IAG to fight shareholder class action over BI disclosure
IAG will fight a shareholder class action filed in the Supreme Court of Victoria over its disclosure of potential financial impacts from covid-related business interruption claims made under policies with outdated Quarantine Act wordings.
The filing by law firm Quinn Emanuel Urquhart & Sullivan alleges IAG made misleading and deceptive representations and failed to comply with continuous disclosure obligations, and as a result people paid more for shares than should have been the case, or bought shares they wouldn’t have if information had been released.
“IAG intends to defend the proceeding,” the insurer said in an Australian Securities Exchange statement confirming the representative action.
The class action covers people who bought shares between March 11 2020 and November 20 that year.
The statement of claim says IAG in July made a provision of about $100 million for potential covid claims, including for business interruption, and on August 7 expressed a view that its policies excluded cover in a pandemic scenario, and it expected insurers to win a test case over exclusions citing the Quarantine Act.
The Court of Appeal delivered a judgment against insurers on November 18 2020, and IAG on November 20 said that given the decision it intended to recognise an $865 million post-tax provision.
The company announced a capital raising, with shares later resuming trading at $5.05, which was 7% below their November 18 closing price, representing a loss in market capital of about $800 million.
The statement of claim says “the best particulars the plaintiff can presently give are that the BI exposure information” as at November 20 was in the order of $715 million.

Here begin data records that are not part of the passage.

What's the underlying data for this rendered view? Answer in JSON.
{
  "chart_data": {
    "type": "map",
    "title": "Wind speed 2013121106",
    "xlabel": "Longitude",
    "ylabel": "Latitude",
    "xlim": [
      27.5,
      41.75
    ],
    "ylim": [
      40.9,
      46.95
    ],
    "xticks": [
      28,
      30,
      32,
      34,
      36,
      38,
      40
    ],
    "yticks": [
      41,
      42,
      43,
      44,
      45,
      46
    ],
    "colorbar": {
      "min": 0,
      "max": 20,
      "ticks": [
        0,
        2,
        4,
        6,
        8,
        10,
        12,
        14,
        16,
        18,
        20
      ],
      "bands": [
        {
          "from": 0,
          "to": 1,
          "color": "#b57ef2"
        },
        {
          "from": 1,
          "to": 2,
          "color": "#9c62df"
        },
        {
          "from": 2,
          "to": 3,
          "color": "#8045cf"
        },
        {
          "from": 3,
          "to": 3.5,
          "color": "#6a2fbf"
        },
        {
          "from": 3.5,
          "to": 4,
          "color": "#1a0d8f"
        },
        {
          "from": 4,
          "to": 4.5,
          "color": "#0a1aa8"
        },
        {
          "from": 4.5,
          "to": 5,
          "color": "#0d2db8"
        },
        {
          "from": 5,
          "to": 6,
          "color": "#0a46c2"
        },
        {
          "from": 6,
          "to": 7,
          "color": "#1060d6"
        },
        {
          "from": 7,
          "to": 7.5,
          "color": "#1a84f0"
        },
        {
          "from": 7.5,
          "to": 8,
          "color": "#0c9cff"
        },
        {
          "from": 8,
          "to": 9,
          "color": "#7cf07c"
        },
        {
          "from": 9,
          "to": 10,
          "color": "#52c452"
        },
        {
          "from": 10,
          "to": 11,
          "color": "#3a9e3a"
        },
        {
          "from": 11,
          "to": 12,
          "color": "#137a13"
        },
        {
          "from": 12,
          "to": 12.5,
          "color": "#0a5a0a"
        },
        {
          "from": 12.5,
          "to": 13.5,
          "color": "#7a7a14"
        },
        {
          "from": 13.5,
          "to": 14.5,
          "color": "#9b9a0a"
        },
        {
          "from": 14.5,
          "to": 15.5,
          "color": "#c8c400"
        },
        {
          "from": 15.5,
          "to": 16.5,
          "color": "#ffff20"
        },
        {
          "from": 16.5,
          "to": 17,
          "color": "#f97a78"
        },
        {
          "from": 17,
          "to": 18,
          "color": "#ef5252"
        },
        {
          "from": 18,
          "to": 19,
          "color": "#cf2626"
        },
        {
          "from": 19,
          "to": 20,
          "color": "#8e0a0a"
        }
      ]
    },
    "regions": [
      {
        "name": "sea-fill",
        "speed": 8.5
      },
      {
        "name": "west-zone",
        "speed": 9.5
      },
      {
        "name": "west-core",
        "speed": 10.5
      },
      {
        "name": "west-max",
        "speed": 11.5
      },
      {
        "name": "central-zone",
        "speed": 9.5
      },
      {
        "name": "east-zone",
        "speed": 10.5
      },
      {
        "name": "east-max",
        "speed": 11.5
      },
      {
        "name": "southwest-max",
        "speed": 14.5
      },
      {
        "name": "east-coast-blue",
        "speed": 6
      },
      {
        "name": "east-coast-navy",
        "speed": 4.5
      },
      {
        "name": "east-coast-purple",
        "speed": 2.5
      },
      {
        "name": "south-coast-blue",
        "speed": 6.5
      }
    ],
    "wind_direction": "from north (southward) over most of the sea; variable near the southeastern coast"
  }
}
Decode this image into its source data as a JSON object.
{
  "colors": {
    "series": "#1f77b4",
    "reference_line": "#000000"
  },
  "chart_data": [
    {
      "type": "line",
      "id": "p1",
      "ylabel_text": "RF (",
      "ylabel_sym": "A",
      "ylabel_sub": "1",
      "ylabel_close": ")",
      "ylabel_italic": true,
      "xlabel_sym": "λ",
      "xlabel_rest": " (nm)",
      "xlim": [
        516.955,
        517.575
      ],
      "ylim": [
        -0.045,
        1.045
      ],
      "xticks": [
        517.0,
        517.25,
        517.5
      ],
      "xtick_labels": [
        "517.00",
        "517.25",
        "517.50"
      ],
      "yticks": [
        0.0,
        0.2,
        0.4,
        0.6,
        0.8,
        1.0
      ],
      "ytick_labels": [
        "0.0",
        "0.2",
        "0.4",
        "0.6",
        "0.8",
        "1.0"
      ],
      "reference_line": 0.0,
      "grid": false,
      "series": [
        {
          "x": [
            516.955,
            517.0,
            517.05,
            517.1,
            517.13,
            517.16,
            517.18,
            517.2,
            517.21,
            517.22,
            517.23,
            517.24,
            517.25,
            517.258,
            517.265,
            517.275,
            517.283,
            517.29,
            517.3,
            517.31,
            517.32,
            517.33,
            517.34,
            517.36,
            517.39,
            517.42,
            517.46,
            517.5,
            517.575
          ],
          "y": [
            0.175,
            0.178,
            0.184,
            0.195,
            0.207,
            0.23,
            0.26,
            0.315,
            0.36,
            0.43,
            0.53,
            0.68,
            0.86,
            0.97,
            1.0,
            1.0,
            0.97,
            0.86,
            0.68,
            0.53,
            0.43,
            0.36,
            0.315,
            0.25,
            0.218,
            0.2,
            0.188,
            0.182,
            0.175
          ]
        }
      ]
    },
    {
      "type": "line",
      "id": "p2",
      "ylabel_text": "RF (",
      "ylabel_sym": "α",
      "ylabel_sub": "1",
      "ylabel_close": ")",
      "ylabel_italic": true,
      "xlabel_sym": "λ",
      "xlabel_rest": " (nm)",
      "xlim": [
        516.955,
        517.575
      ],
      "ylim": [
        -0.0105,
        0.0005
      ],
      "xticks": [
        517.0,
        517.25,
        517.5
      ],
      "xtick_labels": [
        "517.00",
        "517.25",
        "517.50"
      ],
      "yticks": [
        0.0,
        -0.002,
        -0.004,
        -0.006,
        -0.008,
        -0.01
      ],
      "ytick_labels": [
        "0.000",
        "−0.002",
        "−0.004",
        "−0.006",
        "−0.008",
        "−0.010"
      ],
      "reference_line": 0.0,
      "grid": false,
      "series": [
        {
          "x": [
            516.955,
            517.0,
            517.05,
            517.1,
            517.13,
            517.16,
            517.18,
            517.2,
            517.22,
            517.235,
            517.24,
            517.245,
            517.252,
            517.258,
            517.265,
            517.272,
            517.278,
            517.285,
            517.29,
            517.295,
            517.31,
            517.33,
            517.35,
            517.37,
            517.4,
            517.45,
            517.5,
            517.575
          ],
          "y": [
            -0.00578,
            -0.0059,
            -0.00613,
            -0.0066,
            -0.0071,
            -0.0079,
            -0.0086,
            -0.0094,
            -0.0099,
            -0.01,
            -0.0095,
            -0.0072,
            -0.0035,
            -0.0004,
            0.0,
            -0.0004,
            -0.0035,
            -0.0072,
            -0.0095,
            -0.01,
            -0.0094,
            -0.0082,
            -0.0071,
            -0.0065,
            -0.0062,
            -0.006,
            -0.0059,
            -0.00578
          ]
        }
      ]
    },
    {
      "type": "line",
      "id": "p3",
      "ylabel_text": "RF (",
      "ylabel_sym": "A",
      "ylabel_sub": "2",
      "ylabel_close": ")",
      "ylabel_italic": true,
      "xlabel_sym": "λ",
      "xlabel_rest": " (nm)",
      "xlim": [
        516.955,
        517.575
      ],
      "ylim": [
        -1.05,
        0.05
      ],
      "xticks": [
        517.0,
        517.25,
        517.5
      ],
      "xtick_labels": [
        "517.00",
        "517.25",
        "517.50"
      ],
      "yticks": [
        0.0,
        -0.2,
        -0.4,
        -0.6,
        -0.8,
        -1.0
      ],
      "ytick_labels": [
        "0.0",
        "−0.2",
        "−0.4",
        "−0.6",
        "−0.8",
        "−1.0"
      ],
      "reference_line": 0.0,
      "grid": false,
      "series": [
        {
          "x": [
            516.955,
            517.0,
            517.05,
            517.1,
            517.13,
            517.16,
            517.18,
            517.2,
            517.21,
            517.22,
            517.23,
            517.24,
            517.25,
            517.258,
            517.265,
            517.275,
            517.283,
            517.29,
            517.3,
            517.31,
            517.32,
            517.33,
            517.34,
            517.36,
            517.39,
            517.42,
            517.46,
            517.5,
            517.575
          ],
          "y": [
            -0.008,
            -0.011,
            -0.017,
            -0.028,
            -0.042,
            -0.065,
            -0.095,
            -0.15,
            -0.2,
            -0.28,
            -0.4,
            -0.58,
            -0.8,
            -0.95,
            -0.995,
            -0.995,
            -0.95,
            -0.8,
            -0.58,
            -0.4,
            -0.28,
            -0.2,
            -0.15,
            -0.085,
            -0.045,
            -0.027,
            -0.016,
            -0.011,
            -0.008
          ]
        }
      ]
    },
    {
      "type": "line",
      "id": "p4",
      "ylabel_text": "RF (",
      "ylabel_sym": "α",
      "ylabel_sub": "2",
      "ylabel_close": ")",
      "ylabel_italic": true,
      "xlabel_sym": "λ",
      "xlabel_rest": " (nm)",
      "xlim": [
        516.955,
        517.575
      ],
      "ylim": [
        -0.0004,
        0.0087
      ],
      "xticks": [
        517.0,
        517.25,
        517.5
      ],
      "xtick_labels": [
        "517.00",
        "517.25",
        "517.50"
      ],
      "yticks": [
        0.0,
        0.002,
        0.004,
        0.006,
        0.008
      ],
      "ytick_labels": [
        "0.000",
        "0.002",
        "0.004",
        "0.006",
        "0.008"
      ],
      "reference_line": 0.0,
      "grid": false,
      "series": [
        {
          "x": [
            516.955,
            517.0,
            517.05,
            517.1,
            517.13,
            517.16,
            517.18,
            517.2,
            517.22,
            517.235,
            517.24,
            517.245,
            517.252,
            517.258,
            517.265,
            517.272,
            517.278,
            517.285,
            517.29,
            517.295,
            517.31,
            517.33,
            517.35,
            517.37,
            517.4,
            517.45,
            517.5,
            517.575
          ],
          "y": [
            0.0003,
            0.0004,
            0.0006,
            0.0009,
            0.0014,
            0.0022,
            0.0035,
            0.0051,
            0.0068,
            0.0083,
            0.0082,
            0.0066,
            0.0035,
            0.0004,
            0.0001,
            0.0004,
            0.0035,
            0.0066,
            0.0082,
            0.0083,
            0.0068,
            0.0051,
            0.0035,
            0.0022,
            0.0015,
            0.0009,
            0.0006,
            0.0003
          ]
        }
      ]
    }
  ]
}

It says exposure details should have been released at various opportunities during the year and IAG was either aware of, or ought to have known, that the information, if generally available, would have a material effect on the value of the shares.
The statement of claim estimates IAG had about 76,000 business interruption policies on issue as of November 22, with about half of those containing the unamended Quarantine Act wordings.
“IAG could not be confident that the unamended BI policies excluded claims arising out of business interruption caused by an outbreak of a disease classified as a ‘listed human disease’ under the Biosecurity Act,” it says.
The class action is being run by Quinn Emanuel on a “no-win, no fee” basis, with costs to be deducted from compensation if the action is successful, depending on court orders. There is no third-party litigation funder currently involved.